Porém, nunca tinha parado para pensar que a educação a distância também pode ter representação numa outra instância da comunicação: a ficção e, mais especificamente, a ficção seriada.

Tal revelação ocorreu por puro e simples acaso: ao assistir uma aguarda série de televisão, lá estava ela, uma inesperada representação social da EaD. Em apenas duas cenas, uma boa parcela do debate a respeito desta modalidade educacional assumia forma palpável.

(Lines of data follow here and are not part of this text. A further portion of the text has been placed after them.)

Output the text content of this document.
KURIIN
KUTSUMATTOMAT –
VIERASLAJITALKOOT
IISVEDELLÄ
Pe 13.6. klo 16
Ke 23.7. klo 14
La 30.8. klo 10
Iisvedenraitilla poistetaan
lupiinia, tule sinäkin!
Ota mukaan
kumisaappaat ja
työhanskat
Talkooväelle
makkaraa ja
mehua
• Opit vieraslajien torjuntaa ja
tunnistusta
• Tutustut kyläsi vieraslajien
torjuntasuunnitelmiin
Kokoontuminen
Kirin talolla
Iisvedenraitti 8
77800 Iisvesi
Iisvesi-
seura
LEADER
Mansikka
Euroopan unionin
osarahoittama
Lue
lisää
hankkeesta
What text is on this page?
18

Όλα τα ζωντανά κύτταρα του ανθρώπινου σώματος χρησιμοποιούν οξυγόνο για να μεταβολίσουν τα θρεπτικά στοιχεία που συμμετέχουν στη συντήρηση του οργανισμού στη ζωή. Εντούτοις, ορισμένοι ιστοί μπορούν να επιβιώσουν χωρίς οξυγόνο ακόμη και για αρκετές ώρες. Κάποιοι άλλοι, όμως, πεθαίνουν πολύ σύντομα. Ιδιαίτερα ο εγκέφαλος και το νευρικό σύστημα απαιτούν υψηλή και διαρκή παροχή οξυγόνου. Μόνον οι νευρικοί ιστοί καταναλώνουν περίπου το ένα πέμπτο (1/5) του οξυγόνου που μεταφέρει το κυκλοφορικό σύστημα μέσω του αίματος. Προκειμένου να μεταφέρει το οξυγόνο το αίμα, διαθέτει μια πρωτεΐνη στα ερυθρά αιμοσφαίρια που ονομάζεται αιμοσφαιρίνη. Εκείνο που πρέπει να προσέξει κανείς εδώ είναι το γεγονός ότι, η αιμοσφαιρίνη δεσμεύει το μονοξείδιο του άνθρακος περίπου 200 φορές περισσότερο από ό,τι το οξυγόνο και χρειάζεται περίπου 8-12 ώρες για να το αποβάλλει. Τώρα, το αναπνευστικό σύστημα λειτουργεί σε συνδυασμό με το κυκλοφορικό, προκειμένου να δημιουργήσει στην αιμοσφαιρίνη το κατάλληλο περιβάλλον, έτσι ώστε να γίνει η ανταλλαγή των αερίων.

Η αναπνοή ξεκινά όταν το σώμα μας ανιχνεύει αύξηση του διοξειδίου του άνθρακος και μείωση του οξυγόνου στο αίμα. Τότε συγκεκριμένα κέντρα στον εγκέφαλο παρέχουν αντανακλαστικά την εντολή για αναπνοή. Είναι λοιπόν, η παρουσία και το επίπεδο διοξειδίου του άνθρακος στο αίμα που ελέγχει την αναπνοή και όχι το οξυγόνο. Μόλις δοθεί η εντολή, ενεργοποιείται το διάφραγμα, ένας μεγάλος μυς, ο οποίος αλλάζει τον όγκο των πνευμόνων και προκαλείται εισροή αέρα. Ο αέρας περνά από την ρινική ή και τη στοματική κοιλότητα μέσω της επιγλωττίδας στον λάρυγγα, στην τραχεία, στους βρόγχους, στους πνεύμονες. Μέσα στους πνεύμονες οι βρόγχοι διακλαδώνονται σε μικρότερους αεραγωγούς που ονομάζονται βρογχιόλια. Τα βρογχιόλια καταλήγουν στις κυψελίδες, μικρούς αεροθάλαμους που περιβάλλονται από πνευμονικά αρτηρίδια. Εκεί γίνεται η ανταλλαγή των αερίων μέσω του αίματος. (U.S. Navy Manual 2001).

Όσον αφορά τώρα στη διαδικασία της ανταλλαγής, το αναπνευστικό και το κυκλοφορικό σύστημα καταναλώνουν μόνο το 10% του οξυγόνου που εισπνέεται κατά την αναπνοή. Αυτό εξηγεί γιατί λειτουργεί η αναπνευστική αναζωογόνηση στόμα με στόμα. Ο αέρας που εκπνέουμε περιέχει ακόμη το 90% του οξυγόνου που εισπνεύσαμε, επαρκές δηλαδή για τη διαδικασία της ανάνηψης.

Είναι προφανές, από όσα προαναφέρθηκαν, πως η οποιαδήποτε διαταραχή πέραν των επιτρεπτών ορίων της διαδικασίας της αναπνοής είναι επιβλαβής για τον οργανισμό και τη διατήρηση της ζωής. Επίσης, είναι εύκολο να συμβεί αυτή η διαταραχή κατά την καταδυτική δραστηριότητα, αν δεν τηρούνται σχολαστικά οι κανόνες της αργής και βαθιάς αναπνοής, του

A série em questão é Better Call Saul, spin-off da aclamada Breaking Bad, produção original da Netflix.Como tal, ela volta no tempo para explorar como surgiu um dos personagens mais paradigmáticos deste universo ficcional: o tragicômico e carismático advogado Saul Goodman.

Resumidamente, o “doutor” Goodman (como ele seria chamado aqui no Brasil) não era apenas antiético, mas totalmente criminoso: em seu papel de consultor legal e quebra-galhos dos traficantes Walter White e Jesse Pinkman ele lavava dinheiro, agenciava capangas, mediava acordos entre barões da droga, entre outras ilegalidades mais.

Problemas com a lei? Melhor chamar o Saul!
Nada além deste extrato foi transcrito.